I actually read Queens’ Play a wee while ago, but I have such a backlog of book reviews to catch up with, mainly because of not blogging while we were on holiday. I use this blog to keep track and remind myself of books that I’ve read though, so here goes.
Queens’ Play which was first published in 1964 is the second in Dorothy Dunnett’s Lymond Chronicles and as I recall, I enjoyed it even more than the first one. These books aren’t really suitable for bedtime reading – well not for me anyway because they require more concentration than I can usually summon up by then.
In Queens’ Play Francis Crawford – more commonly known as Lymond is in France at the court of the seven year old Mary Queen of Scots. He has been invited there by her mother, Mary of Guise who thinks that her daughter is at risk of assassination, with good reason no doubt. The young Mary was sent from Scotland to France as a five year old, but that might have been a case of jumping from the frying pan to the fire.

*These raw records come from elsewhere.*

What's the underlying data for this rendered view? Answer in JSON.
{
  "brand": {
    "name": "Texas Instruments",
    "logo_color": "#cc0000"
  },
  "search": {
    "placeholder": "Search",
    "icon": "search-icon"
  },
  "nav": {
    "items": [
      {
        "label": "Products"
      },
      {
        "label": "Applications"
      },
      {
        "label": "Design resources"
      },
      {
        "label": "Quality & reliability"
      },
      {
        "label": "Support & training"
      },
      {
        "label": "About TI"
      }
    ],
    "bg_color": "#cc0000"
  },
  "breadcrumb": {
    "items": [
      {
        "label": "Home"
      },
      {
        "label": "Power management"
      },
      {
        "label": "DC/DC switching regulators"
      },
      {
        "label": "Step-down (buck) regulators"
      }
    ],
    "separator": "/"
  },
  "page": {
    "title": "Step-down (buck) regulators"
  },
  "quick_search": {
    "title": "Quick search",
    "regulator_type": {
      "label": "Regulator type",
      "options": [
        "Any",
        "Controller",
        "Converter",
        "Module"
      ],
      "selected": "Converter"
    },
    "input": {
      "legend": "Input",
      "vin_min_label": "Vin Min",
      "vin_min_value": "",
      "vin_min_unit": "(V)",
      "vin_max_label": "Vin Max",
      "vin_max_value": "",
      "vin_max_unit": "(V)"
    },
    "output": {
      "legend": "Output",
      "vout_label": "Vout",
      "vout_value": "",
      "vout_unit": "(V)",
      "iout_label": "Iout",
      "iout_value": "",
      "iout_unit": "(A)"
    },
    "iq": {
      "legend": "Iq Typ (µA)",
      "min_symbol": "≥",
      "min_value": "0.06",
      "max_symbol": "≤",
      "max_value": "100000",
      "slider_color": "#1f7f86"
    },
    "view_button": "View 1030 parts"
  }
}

As France and Scotland shared an enemy in England it was hoped that the young Mary and the young French Dauphin would eventually strengthen the alliance through a marriage. But those in power in England were obviously against that alliance. It was Lymond’s job to seek out intrigues and to protect Mary from them.
The New York Time Book Review said:
“(Her) hero is as polished and perceptive as Lord Peter Wimsey and as resourceful as James Bond.”
I read this one for the Read Scotland 2016 Challenge.